The Bluetooth® technology is becoming ubiquitous in electronic devices, the use of smartphones is widespread globally, and the vast majority of the world is connected online. Many patient lifestyle and health apps have been deployed globally, ranging from those used to manage activity, diet, sleep, and overall general health to those specialized for monitoring and managing chronic diseases. While it is clear that people are becoming familiar with the concept of using mobile technology to monitor health, researchers struggle to keep up with the innovation and evaluate the quality and utility of these tools. CIEDs and ICMs are in a unique category of devices that have been shown to provide benefit through numerous clinical trials, but their union with the latest available communication technology may provide an opportunity for further improvement.
Limitations
Limited information about the clinical characteristics of the patients in this study was available. As this was an RM dataset, only age, sex, and the reason for cardiac monitoring were provided. Patient characteristics such as comorbid conditions and socioeconomic factors may impact the efficacy of RM. In addition, this analysis was limited to the American population, so it may not reflect the user experience in other parts of the world.

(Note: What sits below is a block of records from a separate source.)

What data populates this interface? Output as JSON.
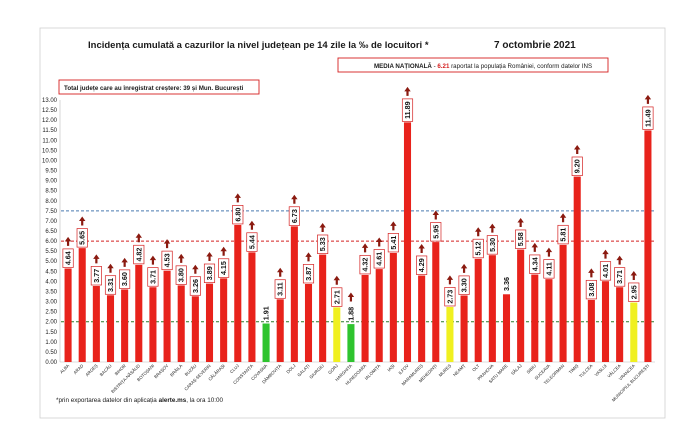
{
  "chart_data": {
    "type": "bar",
    "title": "Incidența cumulată a cazurilor la nivel județean pe 14 zile la ‰ de locuitori *",
    "date": "7 octombrie 2021",
    "national_box": {
      "label": "MEDIA NAȚIONALĂ",
      "dash": " - ",
      "value_text": "6.21",
      "suffix": " raportat la populația României, conform datelor INS"
    },
    "increase_box": "Total județe care au înregistrat creștere:  39 și Mun. București",
    "footnote_prefix": "*prin exportarea datelor din aplicația ",
    "footnote_bold": "alerte.ms",
    "footnote_suffix": ", la ora 10:00",
    "ylim": [
      0,
      13
    ],
    "yticks": [
      "0.00",
      "0.50",
      "1.00",
      "1.50",
      "2.00",
      "2.50",
      "3.00",
      "3.50",
      "4.00",
      "4.50",
      "5.00",
      "5.50",
      "6.00",
      "6.50",
      "7.00",
      "7.50",
      "8.00",
      "8.50",
      "9.00",
      "9.50",
      "10.00",
      "10.50",
      "11.00",
      "11.50",
      "12.00",
      "12.50",
      "13.00"
    ],
    "reference_lines": [
      {
        "value": 7.5,
        "color": "#4a7ab0"
      },
      {
        "value": 6.0,
        "color": "#d42020"
      },
      {
        "value": 2.0,
        "color": "#2a7a2a"
      }
    ],
    "categories": [
      "ALBA",
      "ARAD",
      "ARGEȘ",
      "BACĂU",
      "BIHOR",
      "BISTRIȚA-NĂSĂUD",
      "BOTOȘANI",
      "BRAȘOV",
      "BRĂILA",
      "BUZĂU",
      "CARAȘ-SEVERIN",
      "CĂLĂRAȘI",
      "CLUJ",
      "CONSTANȚA",
      "COVASNA",
      "DÂMBOVIȚA",
      "DOLJ",
      "GALAȚI",
      "GIURGIU",
      "GORJ",
      "HARGHITA",
      "HUNEDOARA",
      "IALOMIȚA",
      "IAȘI",
      "ILFOV",
      "MARAMUREȘ",
      "MEHEDINȚI",
      "MUREȘ",
      "NEAMȚ",
      "OLT",
      "PRAHOVA",
      "SATU MARE",
      "SĂLAJ",
      "SIBIU",
      "SUCEAVA",
      "TELEORMAN",
      "TIMIȘ",
      "TULCEA",
      "VASLUI",
      "VÂLCEA",
      "VRANCEA",
      "MUNICIPIUL BUCUREȘTI"
    ],
    "values": [
      4.64,
      5.65,
      3.77,
      3.31,
      3.6,
      4.82,
      3.71,
      4.53,
      3.8,
      3.26,
      3.89,
      4.15,
      6.8,
      5.44,
      1.91,
      3.11,
      6.73,
      3.87,
      5.33,
      2.71,
      1.88,
      4.32,
      4.61,
      5.41,
      11.89,
      4.29,
      5.95,
      2.73,
      3.3,
      5.12,
      5.3,
      3.36,
      5.58,
      4.34,
      4.11,
      5.81,
      9.2,
      3.08,
      4.01,
      3.71,
      2.95,
      11.49
    ],
    "value_labels": [
      "4.64",
      "5.65",
      "3.77",
      "3.31",
      "3.60",
      "4.82",
      "3.71",
      "4.53",
      "3.80",
      "3.26",
      "3.89",
      "4.15",
      "6.80",
      "5.44",
      "1.91",
      "3.11",
      "6.73",
      "3.87",
      "5.33",
      "2.71",
      "1.88",
      "4.32",
      "4.61",
      "5.41",
      "11.89",
      "4.29",
      "5.95",
      "2.73",
      "3.30",
      "5.12",
      "5.30",
      "3.36",
      "5.58",
      "4.34",
      "4.11",
      "5.81",
      "9.20",
      "3.08",
      "4.01",
      "3.71",
      "2.95",
      "11.49"
    ],
    "bar_colors": [
      "#e8221b",
      "#e8221b",
      "#e8221b",
      "#e8221b",
      "#e8221b",
      "#e8221b",
      "#e8221b",
      "#e8221b",
      "#e8221b",
      "#e8221b",
      "#e8221b",
      "#e8221b",
      "#e8221b",
      "#e8221b",
      "#2ec42e",
      "#e8221b",
      "#e8221b",
      "#e8221b",
      "#e8221b",
      "#f0f020",
      "#2ec42e",
      "#e8221b",
      "#e8221b",
      "#e8221b",
      "#e8221b",
      "#e8221b",
      "#e8221b",
      "#f0f020",
      "#e8221b",
      "#e8221b",
      "#e8221b",
      "#e8221b",
      "#e8221b",
      "#e8221b",
      "#e8221b",
      "#e8221b",
      "#e8221b",
      "#e8221b",
      "#e8221b",
      "#e8221b",
      "#f0f020",
      "#e8221b"
    ],
    "increase_arrow": [
      true,
      true,
      true,
      true,
      true,
      true,
      true,
      true,
      true,
      true,
      true,
      true,
      true,
      true,
      false,
      true,
      true,
      true,
      true,
      true,
      true,
      true,
      true,
      true,
      true,
      true,
      true,
      true,
      true,
      true,
      true,
      false,
      true,
      true,
      true,
      true,
      true,
      true,
      true,
      true,
      true,
      true
    ],
    "label_boxed": [
      true,
      true,
      true,
      true,
      true,
      true,
      true,
      true,
      true,
      true,
      true,
      true,
      true,
      true,
      false,
      true,
      true,
      true,
      true,
      true,
      false,
      true,
      true,
      true,
      true,
      true,
      true,
      true,
      true,
      true,
      true,
      false,
      true,
      true,
      true,
      true,
      true,
      true,
      true,
      true,
      true,
      true
    ],
    "colors": {
      "accent_red": "#d42020",
      "box_border": "#d42020"
    }
  }
}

Implantable cardiac monitors are increasingly being used for the detection of and monitoring for arrhythmias. An efficient and timely transmission of information from the device to the clinician is imperative for optimal patient outcomes. As medical technologies continue to improve, it is important for the clinical community to examine the effects of these technologies on patient care, patient compliance, and patient connectivity. We found that Confirm Rx™, which utilizes Bluetooth® and Wi-Fi technologies for RM, has a very high rate of patient compliance, excellent connectivity, and fast episode transmission times.